Francis pressed his papacy’s battle against traditionalists, whose prominent members include some ultra-conservative cardinals. They have resisted restrictions, imposed last year by the Vatican, on celebrations of the old Mass in Latin in St. Peter’s Basilica and, more generally, for years have disparaged the modernizing reforms of the Second Vatican Council in the 1960s.
Speaking at the Vatican to instructors and students of the Pontifical Liturgical Institute, Francis said it’s not possible to worship God while using the liturgy as a “battleground” for nonessential questions that divide the church.
Francis has made clear he prefers Mass celebrated in local languages, with the priest facing the congregation instead of with his back to the pews. That was the way Mass was celebrated before the revolutionary Vatican Council reforms, more than a half century-ago, which aimed at making rank-and-file Catholics feel more connected to liturgical celebrations.
“I underline again that liturgical life, and the study of it, must lead to greater ecclesial unity, not to division,” the pope told the institute’s participants. “When liturgical life is a bit of a banner for division, there is the odor of the devil being inside there, the deceiver.”

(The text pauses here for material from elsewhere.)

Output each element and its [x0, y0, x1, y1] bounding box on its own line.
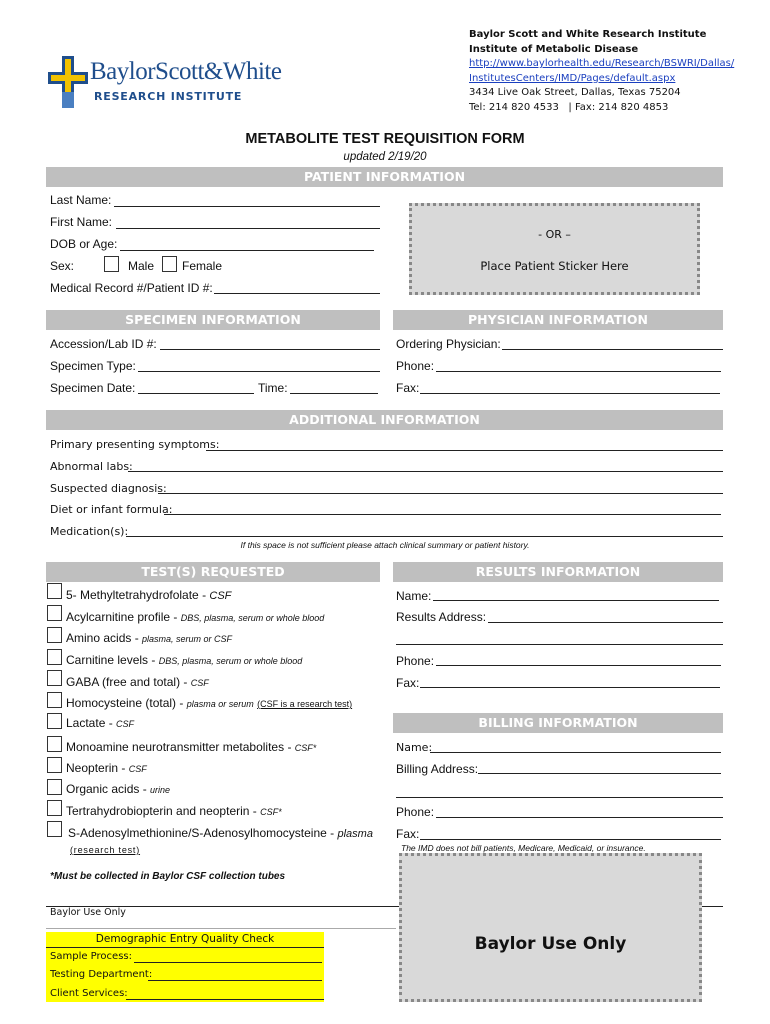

“It’s not possible to render worship to God and at the same time make a battleground of liturgy for questions that aren’t essential,” Francis added.
Last year, two prominent cardinals questioned the legitimacy of a Vatican decree placing restrictions of the celebration of the old Latin Mass in St. Peter’s Basilica and forbidding private Masses in its side chapels.
Such traditionalists have openly voiced hostility to Francis. The retired chief of the Vatican’s doctrinal orthodoxy office, German Cardinal Gerhard Mueller, contended that no one was obliged to obey that decree. U.S. Cardinal Raymond Burke, who was given the heave-ho by Francis early in his papacy from a Vatican post, called for the decree to be scrapped.
Francis told his audience on Saturday that “every reform creates some resistance.” He recalled that, when he was a youngster, Pope Pius XII allowed faithful to drink water before receiving Communion and that scandalized opponents.
Similar indignation followed later reforms allowing Catholics to fulfill their weekly Mass obligation by attending an evening service instead of on Sunday mornings.
Francis also blasted what he called “closed mentalities” that exploit the liturgy.
“This is the drama we are living, in ecclesial groups which are moving away from the Church, putting in question” the authority of bishops and of the church, he said.
In 2016, a breakaway traditionalist Catholic group, the Society of St. Pius X, accused Francis of sowing confusion and errors about the faith, joining a chorus of conservative criticism over what they perceived as the pontiff’s lax doctrine.
In 1969, the late Archbishop Marcel Lefebvre founded the society, opposed to the modernizing church reforms of the 1960s. In one of the more spectacular chapters of the Vatican’s long-running duel with traditionalists, he and four other bishops were later excommunicated by the Vatican after the archbishop consecrated them without papal consent.